Los españoles, políticos o no, andamos reclamando el lugar que a España le corresponde en el contexto político internacional. Para la refundación del capitalismo o para la historia que sea. Hombre, que nos dé un arrebato de patriotismo y queramos creernos Felipe II, en cuyo imperio no se ponía el sol, tiene su lógica porque, en el fondo, todos tenemos nuestro corazoncito. Pero lo cierto es que, en estos eventos, las veces que hemos estado, siempre hemos terminado dando la nota, para mal. Al menos, en los que en mi opinión son los acontecimientos más trascendentes en el desarrollo de la sociedad internacional como la conocemos hoy, que son tres: la paz de Westfalia, en 1648, el Congreso de Viena, en 1815 y los acuerdos de paz de la II Guerra Mundial, entre los que podemos incluir Bretton Woods.
Como Paz de Westfalia se conoce el conjunto de tratados que pusieron fin a la Guerra de los 30 Años y que acabaron con el predominio Imperial Hispánico. Antes de aquellos acuerdos había muchos reinos, sometidos unos a otros de acuerdo con un complejo sistema de relaciones de poder. Todos eran reyes, pero unos más reyes que otros. A partir de entonces, a los estados se les consideró como soberanos e iguales entre sí. España perdió sus territorios en Holanda, además de muchos otros enclaves en favor de Francia algunas fechas después en los Pirineos. Pasó de ser la potencia a un actor secundario.
Casi dos siglos después se celebró el Congreso de Viena, tras la derrota de Napoleón, para volver a organizar el contexto internacional. Las ideas de la revolución francesa y las armas del Imperio Francés habían dejado todo manga por hombro. En teoría, la posición de España debía ser respetada, tras haber sido el primer rival que derrotó al Petit Caporal en nuestra Guerra de la Independencia.
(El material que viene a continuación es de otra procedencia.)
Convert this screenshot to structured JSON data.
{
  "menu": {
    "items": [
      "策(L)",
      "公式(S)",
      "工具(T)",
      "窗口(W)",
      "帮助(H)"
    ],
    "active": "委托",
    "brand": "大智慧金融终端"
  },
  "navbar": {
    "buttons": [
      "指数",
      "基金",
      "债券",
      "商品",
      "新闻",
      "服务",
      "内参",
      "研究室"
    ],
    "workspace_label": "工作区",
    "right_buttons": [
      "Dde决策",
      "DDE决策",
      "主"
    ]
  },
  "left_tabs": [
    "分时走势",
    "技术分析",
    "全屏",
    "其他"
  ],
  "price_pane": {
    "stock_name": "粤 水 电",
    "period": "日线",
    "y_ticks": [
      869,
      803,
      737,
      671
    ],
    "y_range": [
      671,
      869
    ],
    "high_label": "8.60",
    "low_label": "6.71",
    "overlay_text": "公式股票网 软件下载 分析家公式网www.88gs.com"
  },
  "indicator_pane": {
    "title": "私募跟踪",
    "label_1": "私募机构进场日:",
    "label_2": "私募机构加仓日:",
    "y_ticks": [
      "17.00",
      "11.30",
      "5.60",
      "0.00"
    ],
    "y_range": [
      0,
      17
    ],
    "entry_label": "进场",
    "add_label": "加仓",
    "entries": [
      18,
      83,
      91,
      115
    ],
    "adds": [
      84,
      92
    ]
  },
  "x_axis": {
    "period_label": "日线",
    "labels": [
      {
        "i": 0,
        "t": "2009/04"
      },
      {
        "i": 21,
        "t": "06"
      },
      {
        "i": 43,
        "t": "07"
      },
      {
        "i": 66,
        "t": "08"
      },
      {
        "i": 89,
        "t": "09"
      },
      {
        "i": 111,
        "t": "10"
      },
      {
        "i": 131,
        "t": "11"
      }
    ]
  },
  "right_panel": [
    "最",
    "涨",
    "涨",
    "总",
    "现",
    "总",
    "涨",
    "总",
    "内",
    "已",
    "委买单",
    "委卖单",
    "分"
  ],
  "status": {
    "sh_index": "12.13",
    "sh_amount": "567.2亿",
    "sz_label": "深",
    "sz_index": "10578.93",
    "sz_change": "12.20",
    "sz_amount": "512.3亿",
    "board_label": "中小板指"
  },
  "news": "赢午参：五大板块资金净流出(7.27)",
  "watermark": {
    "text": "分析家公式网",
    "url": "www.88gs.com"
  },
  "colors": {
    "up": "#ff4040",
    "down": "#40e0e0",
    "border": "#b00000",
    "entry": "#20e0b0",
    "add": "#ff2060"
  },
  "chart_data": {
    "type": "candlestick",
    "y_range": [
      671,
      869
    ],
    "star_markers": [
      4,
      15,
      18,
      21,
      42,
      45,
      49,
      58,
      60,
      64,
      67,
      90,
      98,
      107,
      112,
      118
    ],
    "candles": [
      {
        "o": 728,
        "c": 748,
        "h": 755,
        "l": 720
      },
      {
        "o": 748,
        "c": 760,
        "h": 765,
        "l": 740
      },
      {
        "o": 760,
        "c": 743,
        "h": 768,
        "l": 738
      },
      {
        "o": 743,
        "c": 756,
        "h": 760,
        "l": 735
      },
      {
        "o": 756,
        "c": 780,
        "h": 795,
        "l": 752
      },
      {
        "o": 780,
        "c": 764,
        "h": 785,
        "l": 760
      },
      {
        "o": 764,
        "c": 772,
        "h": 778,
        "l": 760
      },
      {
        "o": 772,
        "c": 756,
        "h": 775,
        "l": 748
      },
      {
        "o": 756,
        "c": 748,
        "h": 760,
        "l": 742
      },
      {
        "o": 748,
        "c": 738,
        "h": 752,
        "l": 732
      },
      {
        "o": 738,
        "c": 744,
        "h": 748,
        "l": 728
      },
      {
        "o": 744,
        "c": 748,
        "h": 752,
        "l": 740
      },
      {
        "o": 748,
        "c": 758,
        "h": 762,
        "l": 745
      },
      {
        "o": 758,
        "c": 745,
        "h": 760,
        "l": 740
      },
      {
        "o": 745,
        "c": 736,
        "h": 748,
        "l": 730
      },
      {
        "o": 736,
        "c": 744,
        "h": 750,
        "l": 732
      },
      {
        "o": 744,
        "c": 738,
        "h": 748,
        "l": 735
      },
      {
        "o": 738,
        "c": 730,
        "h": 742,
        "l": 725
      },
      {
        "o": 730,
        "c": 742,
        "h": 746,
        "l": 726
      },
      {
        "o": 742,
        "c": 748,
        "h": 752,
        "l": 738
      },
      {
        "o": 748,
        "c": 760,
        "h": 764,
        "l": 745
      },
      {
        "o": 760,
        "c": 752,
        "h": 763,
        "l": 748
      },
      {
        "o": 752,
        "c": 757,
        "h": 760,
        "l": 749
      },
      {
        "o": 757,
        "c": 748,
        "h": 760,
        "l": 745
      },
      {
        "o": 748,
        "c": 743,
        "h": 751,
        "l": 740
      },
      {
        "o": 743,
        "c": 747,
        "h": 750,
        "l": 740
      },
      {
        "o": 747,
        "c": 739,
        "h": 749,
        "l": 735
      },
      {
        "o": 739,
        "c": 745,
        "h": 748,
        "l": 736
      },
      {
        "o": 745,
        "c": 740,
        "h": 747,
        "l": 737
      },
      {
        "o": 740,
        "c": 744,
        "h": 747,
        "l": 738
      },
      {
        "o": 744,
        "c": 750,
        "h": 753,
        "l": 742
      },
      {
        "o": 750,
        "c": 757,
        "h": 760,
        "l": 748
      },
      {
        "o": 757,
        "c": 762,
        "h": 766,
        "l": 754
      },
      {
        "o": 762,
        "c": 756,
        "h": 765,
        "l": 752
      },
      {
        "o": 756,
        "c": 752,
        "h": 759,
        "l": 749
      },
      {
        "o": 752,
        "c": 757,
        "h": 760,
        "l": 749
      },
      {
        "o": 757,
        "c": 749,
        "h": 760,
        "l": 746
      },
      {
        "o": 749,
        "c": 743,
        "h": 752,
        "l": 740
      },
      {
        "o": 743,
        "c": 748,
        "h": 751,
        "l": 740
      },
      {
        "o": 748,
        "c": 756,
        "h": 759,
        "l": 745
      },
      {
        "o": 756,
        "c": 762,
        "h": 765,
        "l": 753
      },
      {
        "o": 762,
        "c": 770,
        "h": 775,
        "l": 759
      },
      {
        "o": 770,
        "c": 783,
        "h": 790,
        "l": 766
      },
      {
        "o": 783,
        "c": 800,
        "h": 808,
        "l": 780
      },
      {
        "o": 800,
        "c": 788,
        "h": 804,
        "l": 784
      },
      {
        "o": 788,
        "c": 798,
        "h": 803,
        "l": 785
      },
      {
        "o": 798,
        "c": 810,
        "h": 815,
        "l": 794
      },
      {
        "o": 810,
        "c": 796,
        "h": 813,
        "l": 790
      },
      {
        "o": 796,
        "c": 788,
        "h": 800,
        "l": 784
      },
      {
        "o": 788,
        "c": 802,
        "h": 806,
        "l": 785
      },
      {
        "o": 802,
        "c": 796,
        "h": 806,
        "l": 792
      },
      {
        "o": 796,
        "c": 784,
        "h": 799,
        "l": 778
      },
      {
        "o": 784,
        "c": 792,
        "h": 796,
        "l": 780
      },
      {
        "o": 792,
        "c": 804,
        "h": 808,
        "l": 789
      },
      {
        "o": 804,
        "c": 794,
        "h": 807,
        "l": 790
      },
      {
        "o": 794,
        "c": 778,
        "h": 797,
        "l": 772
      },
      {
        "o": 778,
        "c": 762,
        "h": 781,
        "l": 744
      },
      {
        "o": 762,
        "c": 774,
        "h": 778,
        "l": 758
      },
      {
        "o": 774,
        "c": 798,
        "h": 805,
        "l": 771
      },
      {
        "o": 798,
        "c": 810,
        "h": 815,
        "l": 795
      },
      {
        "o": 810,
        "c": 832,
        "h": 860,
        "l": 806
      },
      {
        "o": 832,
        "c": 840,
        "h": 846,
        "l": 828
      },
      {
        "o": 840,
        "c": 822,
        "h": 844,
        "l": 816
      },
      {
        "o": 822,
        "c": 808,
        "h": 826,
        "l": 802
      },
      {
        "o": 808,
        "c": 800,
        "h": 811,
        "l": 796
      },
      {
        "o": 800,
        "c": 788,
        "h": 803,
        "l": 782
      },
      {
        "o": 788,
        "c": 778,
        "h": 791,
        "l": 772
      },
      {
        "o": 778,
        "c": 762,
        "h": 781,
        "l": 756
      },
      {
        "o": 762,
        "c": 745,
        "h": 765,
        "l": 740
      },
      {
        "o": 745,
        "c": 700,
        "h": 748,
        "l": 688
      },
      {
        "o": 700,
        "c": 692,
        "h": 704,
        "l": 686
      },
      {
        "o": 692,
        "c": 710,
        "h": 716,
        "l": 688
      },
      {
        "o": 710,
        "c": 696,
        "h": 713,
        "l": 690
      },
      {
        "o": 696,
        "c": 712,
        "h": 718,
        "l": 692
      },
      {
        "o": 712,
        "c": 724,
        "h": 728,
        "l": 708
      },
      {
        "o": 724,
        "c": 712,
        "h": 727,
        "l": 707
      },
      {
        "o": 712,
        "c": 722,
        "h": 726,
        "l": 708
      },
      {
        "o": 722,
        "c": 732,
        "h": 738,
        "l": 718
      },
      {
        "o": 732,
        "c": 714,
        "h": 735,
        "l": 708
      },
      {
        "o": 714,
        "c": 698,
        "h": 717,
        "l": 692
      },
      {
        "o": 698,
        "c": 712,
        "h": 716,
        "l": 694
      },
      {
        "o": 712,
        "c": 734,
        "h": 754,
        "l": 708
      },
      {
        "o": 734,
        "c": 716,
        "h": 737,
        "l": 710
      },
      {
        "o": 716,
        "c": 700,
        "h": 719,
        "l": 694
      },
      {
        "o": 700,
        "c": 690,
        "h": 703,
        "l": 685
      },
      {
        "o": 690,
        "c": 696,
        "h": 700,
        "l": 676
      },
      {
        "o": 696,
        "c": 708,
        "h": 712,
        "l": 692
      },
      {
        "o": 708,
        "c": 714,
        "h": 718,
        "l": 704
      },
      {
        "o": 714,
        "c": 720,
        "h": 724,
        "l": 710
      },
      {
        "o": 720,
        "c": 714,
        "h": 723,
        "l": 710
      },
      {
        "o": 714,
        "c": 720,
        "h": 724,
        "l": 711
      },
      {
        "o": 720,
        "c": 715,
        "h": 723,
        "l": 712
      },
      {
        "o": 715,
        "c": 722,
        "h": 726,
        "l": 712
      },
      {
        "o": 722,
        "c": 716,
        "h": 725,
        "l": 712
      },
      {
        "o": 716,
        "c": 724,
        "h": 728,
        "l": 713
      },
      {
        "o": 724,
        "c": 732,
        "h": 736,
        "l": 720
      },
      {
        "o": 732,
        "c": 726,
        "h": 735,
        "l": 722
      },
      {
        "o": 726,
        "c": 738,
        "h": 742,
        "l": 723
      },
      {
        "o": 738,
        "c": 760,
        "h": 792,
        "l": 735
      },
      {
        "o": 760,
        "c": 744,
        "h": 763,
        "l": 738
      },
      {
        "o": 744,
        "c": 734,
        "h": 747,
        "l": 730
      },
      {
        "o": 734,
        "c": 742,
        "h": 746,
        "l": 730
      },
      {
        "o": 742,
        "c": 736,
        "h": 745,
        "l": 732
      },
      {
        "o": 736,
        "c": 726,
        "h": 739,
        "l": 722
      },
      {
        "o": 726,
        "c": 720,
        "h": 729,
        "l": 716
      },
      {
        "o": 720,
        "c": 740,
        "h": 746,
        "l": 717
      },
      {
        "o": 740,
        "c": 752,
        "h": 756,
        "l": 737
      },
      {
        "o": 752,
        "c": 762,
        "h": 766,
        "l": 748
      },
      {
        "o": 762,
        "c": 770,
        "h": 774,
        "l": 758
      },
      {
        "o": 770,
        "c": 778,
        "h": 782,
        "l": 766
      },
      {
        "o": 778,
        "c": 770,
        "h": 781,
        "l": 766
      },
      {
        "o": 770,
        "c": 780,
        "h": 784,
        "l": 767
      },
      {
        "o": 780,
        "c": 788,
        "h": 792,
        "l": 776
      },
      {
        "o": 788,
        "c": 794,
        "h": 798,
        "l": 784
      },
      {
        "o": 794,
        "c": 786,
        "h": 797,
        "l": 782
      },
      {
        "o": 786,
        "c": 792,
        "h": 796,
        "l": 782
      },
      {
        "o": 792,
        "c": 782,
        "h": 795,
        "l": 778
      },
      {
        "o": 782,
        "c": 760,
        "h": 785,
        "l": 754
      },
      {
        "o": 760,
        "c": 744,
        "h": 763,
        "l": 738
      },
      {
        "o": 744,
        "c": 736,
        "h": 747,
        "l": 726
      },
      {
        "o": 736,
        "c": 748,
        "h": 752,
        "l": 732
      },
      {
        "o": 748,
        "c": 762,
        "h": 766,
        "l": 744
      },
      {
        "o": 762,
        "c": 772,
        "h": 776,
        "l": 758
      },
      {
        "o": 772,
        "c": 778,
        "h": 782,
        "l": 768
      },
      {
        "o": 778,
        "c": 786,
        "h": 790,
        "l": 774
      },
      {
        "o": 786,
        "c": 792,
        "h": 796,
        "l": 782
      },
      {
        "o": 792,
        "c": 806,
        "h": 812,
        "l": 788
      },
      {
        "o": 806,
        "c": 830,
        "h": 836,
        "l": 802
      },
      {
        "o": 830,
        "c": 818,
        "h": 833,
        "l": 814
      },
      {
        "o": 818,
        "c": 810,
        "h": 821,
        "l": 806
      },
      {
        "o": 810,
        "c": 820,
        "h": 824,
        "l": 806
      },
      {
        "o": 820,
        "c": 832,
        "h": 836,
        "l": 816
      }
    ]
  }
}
Sin embargo, la talla política del representante español, Don Pedro Gómez, Marqués de Labrador, que destacó entre los asistentes por su mediocridad, su arrogancia y su carácter caprichoso hasta el punto de que el primer ministro inglés se refirió a él como el hombre más imbécil que he visto en mi vida, marcó la actuación española frente a los austriacos (el gran motor del concierto de estados), Gran Bretaña, Prusia, Rusia (el Zar Alejandro era un majarón que se creía iluminado por Dios) e incluso Francia, el país que teóricamente había sido derrotado por España en la guerra. De hecho, para colmo, de aquí nació la Santa Alianza, una especie de OTAN para reprimir cualquier intento liberal que surgiera en Europa a favor de la locura del despotismo absoluto y, ¿a que no adivináis cual fue el único país en el que actuó antes de disolverse? Pues eso.
Después de la II Guerra Mundial se celebraron los acuerdos de Bretton Woods, una reunión en la que 44 países se pusieron de acuerdo en darle la razón al representante americano, White, y ninguno de ellos era España. Esta vez no es que saliéramos perdiendo, es que no salíamos.
Nuestra última gran hazaña (si quitamos los tiempos recientes de la foto de las Azores y las catástrofes de Moratinos), tuvo lugar hace ahora 33 años, cuando Marruecos se apoderó del Sahara Occidental, una zona que España administraba y que debía proteger hasta que fuera proclamada su independencia, como marca la Carta de Naciones Unidas. Entonces dejamos que Marruecos invadiera la zona y haya violado desde entonces todas las normas de derecho internacional habidas y por haber. Hemos tenido 33 años para deshacer aquel acto de cobardía que ha sumido en la miseria al pueblo saharaui, llegando hasta el punto de intentar convencerles para que renuncien al derecho de autodeterminación que les pertenece y que les ha reconocido la ONU, el Tribunal Internacional de Justicia y la Unión de Estados Africanos.
Ya ves, después de tres décadas de incapacidad para conducir nuestra política exterior, sumidos en una crisis que está acabando con el tejido laboral español pero, eso sí, con un sistema bancario “modelo”, vamos para Washington convencidos de que vamos a pasar a la Historia. Allá que vamos.